Ce dossier présente le cadre juridique applicable, les enjeux opérationnels pour la direction et les investisseurs, ainsi que les leviers disponibles pour sécuriser une entrée au capital d'une société française.

Pourquoi le contrôle IEF est-il devenu un enjeu central pour les opérations de capital-investissement ?

Le contrôle des investissements étrangers en France ne se limite plus à quelques industries régaliennes. Depuis le renforcement progressif du dispositif, le périmètre des secteurs sensibles s'est élargi pour couvrir des activités de technologie, d'énergie, d'infrastructure numérique et de santé. Pour un fonds de capital-investissement ou pour l'investisseur stratégique étranger qui cible une PME ou une ETI française dans ces domaines, la qualification IEF est aujourd'hui un préalable, non une formalité.

Dans notre pratique des entrées au capital de sociétés françaises, nous observons que l'enjeu est souvent sous-estimé en phase de pré-signature. L'investisseur étranger identifie une cible, négocie les termes économiques, prépare le financement – et découvre parfois tardivement que l'opération requiert une autorisation dont l'instruction peut s'étaler sur plusieurs semaines. Ce retard affecte le calendrier, peut fragiliser la confiance des parties et, dans certains cas, conduit à une renégociation des conditions financières.
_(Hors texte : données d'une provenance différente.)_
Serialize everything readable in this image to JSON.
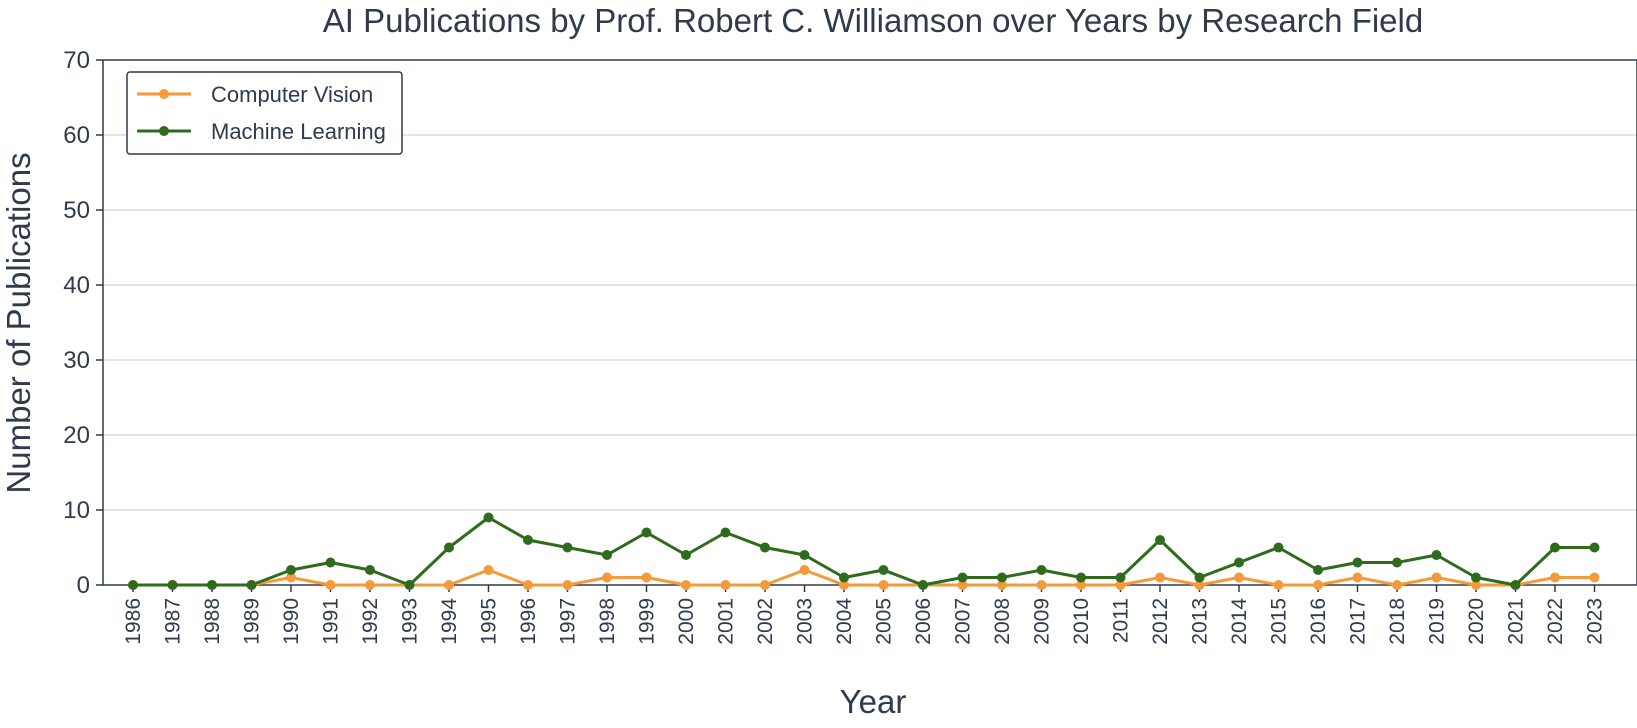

L'enjeu économique est réel : une opération de capital-investissement réalisée sans autorisation alors qu'elle en requiert une est frappée de nullité en application des textes du Code monétaire et financier. Les conséquences pour la cible, pour ses actionnaires et pour les établissements financiers qui ont participé au financement sont directes.
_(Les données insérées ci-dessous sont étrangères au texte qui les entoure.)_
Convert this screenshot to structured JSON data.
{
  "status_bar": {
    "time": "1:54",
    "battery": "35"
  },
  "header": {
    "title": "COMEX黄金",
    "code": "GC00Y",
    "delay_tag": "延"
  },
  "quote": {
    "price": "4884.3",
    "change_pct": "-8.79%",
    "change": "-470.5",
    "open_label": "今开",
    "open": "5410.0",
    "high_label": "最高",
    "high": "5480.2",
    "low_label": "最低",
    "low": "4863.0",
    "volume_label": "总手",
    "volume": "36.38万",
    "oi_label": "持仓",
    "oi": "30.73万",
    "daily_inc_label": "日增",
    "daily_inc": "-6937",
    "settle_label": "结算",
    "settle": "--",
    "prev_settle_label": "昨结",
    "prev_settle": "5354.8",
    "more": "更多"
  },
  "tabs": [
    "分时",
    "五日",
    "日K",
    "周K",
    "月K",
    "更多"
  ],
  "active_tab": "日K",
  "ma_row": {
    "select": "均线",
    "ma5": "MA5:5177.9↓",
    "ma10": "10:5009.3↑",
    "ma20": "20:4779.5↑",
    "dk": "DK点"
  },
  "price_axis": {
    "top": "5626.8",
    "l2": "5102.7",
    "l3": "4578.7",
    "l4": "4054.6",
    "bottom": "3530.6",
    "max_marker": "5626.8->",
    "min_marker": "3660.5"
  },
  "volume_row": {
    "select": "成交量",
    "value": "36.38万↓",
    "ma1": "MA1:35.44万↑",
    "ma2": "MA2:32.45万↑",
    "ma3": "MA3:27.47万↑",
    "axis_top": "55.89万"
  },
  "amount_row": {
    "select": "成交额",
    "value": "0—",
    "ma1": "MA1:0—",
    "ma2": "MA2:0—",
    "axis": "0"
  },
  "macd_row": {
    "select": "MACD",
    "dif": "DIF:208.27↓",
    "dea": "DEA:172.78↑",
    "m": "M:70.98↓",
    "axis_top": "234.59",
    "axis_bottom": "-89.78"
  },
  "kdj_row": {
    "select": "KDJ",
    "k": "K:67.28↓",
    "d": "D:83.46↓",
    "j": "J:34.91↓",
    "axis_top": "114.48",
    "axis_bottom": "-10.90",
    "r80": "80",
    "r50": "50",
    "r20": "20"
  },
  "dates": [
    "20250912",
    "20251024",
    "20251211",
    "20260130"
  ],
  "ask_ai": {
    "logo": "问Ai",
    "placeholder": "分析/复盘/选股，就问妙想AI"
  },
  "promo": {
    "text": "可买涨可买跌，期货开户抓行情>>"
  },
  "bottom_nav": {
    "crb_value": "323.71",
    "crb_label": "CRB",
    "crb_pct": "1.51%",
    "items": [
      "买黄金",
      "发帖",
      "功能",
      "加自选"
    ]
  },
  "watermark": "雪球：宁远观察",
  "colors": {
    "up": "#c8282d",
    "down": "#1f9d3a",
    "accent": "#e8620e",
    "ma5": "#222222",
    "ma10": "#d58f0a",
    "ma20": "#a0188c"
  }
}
Pour un premier examen de vos opérations au regard du contrôle IEF

La procédure décrite dans ce dossier vaut pour les situations courantes. Votre opération suppose une qualification individualisée au regard de l'activité de la cible, de la structure d'acquisition et des textes applicables.

Écrivez-nous à contact@vernaylestang.com pour une analyse préliminaire de votre dossier.

Quel est le cadre juridique du contrôle IEF applicable aux opérations de capital-investissement ?

Le dispositif de contrôle des investissements étrangers en France est issu des dispositions du Code monétaire et financier relatives à ce régime, complétées par des textes réglementaires et par une liste de secteurs sensibles régulièrement actualisée. Son champ d'application est déterminé par deux critères : la qualité de l'investisseur (résident ou non-résident au sens des textes) et l'activité exercée par la société cible en France.

Le régime distingue les opérations qui entrent dans le périmètre de contrôle de celles qui en sont exemptées. Pour les premières, la loi impose une autorisation préalable délivrée par le ministre chargé de l'économie. Le défaut d'autorisation n'est pas une simple irrégularité susceptible de régularisation : les textes prévoient des sanctions administratives, des injonctions de désinvestissement et, dans les cas les plus graves, des sanctions pénales.

Trois critères déclenchent l'obligation d'autorisation préalable :

  • L'investisseur est établi hors de l'Union européenne, ou, dans certains cas, est un ressortissant d'un État membre de l'UE mais agit depuis une structure non-résidente.
  • La société cible exerce tout ou partie de ses activités dans un secteur figurant sur la liste des activités sensibles – liste que les dispositions réglementaires ont progressivement étendue à des domaines comme la cybersécurité, l'intelligence artificielle appliquée à des infrastructures critiques ou certaines biotechnologies.
  • L'opération franchit un seuil de participation ou de droits de vote déterminé par les textes. Ce seuil peut varier selon que l'investisseur est européen ou extra-européen.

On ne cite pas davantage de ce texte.